SoftbearStudios / bitcode

A binary encoder/decoder for Rust
https://crates.io/crates/bitcode/
MIT License
331 stars 17 forks source link

Is it possible to encode recursive types? #35

Open artegoser opened 2 weeks ago

artegoser commented 2 weeks ago

image

image

image

In serde version there is error: type changed

finnbear commented 2 weeks ago

Recursive types are not implemented (edit: for Encode) and would be tricky to implement based on how bitcode@0.6 encodes nested values. You can use bitcode@0.5 instead, which works very differently and has a #[bitcode(recursive)] attribute for Encode.

Edit: for serde, see https://github.com/SoftbearStudios/bitcode/issues/35#issuecomment-2323156232

artegoser commented 2 weeks ago

Thx. So, is this feature not planned? Or will it be possible again someday?

finnbear commented 2 weeks ago

Not currently planned, but the documentation could be more clear about this so I'll leave the issue open.

caibear commented 1 week ago

Can use 0.6 with serde if you remove serde untagged from your enums. Serde untagged breaks most binary formats even if some don't complain right away.

artegoser commented 1 week ago

Yes, it works, only the purpose in reducing the amount of data is not fulfilled. In this case enum identifier is written, which significantly increases the file size. I compared with dlhn, however it cannot decode this. The size becomes larger than my daletpack format, which does not compress well. Is it possible to implement serde(untagged) support in your case?

finnbear commented 1 week ago

Is it possible to implement serde(untagged) support in your case?

No, because #[serde(untagged)] works by trying all possible variants until one deserializes. No version of bitcode is self-describing, so it's possible that the wrong variant would deserialize without an error but the data would be corrupt.

Consider the case of #[serde(untagged)] enum { Big(u16), Small(u8) }. If you serialized Small(5) with serde_json, it would deserialize as Big(5). In bitcode, #[serde(untagged)] enum { Int(usize), Str(String) } could have the worse problem that bytes from a string encoding could be interpreted as an integer. Data corruption is not something we tolerate in bitcode, although most likely the entire message would fail to deserialize.

Making bitcode self-describing (per-instance, to support #[serde(untagged)]) would probably cost much more data than the enum variants that #[serde(untagged)] tries to omit.

The #[serde(untagged)] feature is better for textual formats like JSON, where different types have disjoint prefixes like [ or {.

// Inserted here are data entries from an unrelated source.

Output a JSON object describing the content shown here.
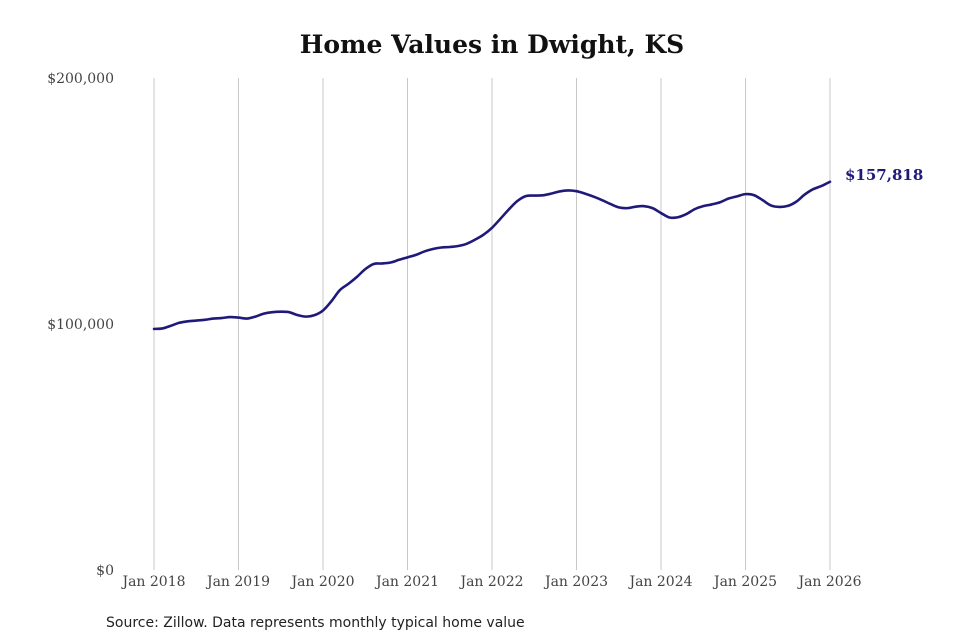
{
  "chart_data": {
    "type": "line",
    "title": "Home Values in Dwight, KS",
    "xlabel": "",
    "ylabel": "",
    "ylim": [
      0,
      200000
    ],
    "xlim": [
      2018,
      2026
    ],
    "grid": {
      "vertical": true,
      "horizontal": false
    },
    "y_ticks": [
      {
        "value": 0,
        "label": "$0"
      },
      {
        "value": 100000,
        "label": "$100,000"
      },
      {
        "value": 200000,
        "label": "$200,000"
      }
    ],
    "x_ticks": [
      {
        "value": 2018,
        "label": "Jan 2018"
      },
      {
        "value": 2019,
        "label": "Jan 2019"
      },
      {
        "value": 2020,
        "label": "Jan 2020"
      },
      {
        "value": 2021,
        "label": "Jan 2021"
      },
      {
        "value": 2022,
        "label": "Jan 2022"
      },
      {
        "value": 2023,
        "label": "Jan 2023"
      },
      {
        "value": 2024,
        "label": "Jan 2024"
      },
      {
        "value": 2025,
        "label": "Jan 2025"
      },
      {
        "value": 2026,
        "label": "Jan 2026"
      }
    ],
    "series": [
      {
        "color": "#1f1a7a",
        "points": [
          [
            2018.0,
            98000
          ],
          [
            2018.1,
            98200
          ],
          [
            2018.2,
            99300
          ],
          [
            2018.3,
            100500
          ],
          [
            2018.4,
            101100
          ],
          [
            2018.5,
            101400
          ],
          [
            2018.6,
            101700
          ],
          [
            2018.7,
            102200
          ],
          [
            2018.8,
            102400
          ],
          [
            2018.9,
            102800
          ],
          [
            2019.0,
            102600
          ],
          [
            2019.1,
            102200
          ],
          [
            2019.2,
            103000
          ],
          [
            2019.3,
            104200
          ],
          [
            2019.4,
            104800
          ],
          [
            2019.5,
            105000
          ],
          [
            2019.6,
            104800
          ],
          [
            2019.7,
            103600
          ],
          [
            2019.8,
            103000
          ],
          [
            2019.9,
            103600
          ],
          [
            2020.0,
            105500
          ],
          [
            2020.1,
            109300
          ],
          [
            2020.2,
            113800
          ],
          [
            2020.3,
            116300
          ],
          [
            2020.4,
            119100
          ],
          [
            2020.5,
            122300
          ],
          [
            2020.6,
            124400
          ],
          [
            2020.7,
            124600
          ],
          [
            2020.8,
            125000
          ],
          [
            2020.9,
            126100
          ],
          [
            2021.0,
            127100
          ],
          [
            2021.1,
            128100
          ],
          [
            2021.2,
            129500
          ],
          [
            2021.3,
            130500
          ],
          [
            2021.4,
            131100
          ],
          [
            2021.5,
            131300
          ],
          [
            2021.6,
            131700
          ],
          [
            2021.7,
            132600
          ],
          [
            2021.8,
            134300
          ],
          [
            2021.9,
            136300
          ],
          [
            2022.0,
            139100
          ],
          [
            2022.1,
            142800
          ],
          [
            2022.2,
            146600
          ],
          [
            2022.3,
            150000
          ],
          [
            2022.4,
            152000
          ],
          [
            2022.5,
            152200
          ],
          [
            2022.6,
            152300
          ],
          [
            2022.7,
            153000
          ],
          [
            2022.8,
            153900
          ],
          [
            2022.9,
            154300
          ],
          [
            2023.0,
            154000
          ],
          [
            2023.1,
            153000
          ],
          [
            2023.2,
            151800
          ],
          [
            2023.3,
            150400
          ],
          [
            2023.4,
            148800
          ],
          [
            2023.5,
            147400
          ],
          [
            2023.6,
            147100
          ],
          [
            2023.7,
            147700
          ],
          [
            2023.8,
            147900
          ],
          [
            2023.9,
            147100
          ],
          [
            2024.0,
            145100
          ],
          [
            2024.1,
            143300
          ],
          [
            2024.2,
            143400
          ],
          [
            2024.3,
            144700
          ],
          [
            2024.4,
            146700
          ],
          [
            2024.5,
            147900
          ],
          [
            2024.6,
            148600
          ],
          [
            2024.7,
            149500
          ],
          [
            2024.8,
            151000
          ],
          [
            2024.9,
            151900
          ],
          [
            2025.0,
            152800
          ],
          [
            2025.1,
            152400
          ],
          [
            2025.2,
            150400
          ],
          [
            2025.3,
            148200
          ],
          [
            2025.4,
            147600
          ],
          [
            2025.5,
            148000
          ],
          [
            2025.6,
            149700
          ],
          [
            2025.7,
            152600
          ],
          [
            2025.8,
            154800
          ],
          [
            2025.9,
            156100
          ],
          [
            2026.0,
            157818
          ]
        ]
      }
    ],
    "end_label": {
      "text": "$157,818",
      "x": 2026.0,
      "y": 157818
    },
    "source": "Source: Zillow. Data represents monthly typical home value"
  }
}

The size becomes larger than my daletpack format

If you can provide specific details (schema + encoding) of how you can outperform bitcode on size, that would be interesting :eyes:

artegoser commented 1 week ago

If you can provide specific details (schema + encoding) of how you can outperform bitcode on size, that would be interesting 👀

This format is specifically designed for my schema, but it doesn't compress well (I'm not very knowledgeable about how to optimize this), so I'm looking for solutions that are already out there. It's not for all data types, so it won't help you.

For my format, I had the idea of exposing each type (if it's an enum) and writing a separate identifier for each one.

For example

enum Enum {
  First(Other),
  Second(Other)
}

enum Other {
  String(String),
  Num(u8)
}

Enum in this case has 4 binary identifiers for each type

Enum::FirstString Enum::FirstNum

Enum::SecondString Enum::SecondNum

I don't know how procedurally realizable this is, but it should work. I don't know if this structure compresses well either.

I partially implemented this in the daletpack scheme (but still eventually would like to do it for all types and procedurally)

caibear commented 1 week ago

After running your benchmark it looks like various formats take ~300 bytes. I would recommend testing on a larger dataset if you want to accurately benchmark compression. Compression algorithms are generally inefficient in terms of size and speed on input smaller than tens of kilobytes.

Also zlib is just a wrapper of deflate.

DontBreakAlex commented 1 day ago

Hi ! I have a few types that contain serde_json::Valuess, and I also get a panic with type changed. I checked and it seems that serde_json is not using #[serde(untagged)]. What's going on ?

finnbear commented 1 day ago

I recently added a warning to the README about this; serde_json::Value has a custom Serialize implementation that is very similar to an untagged enum.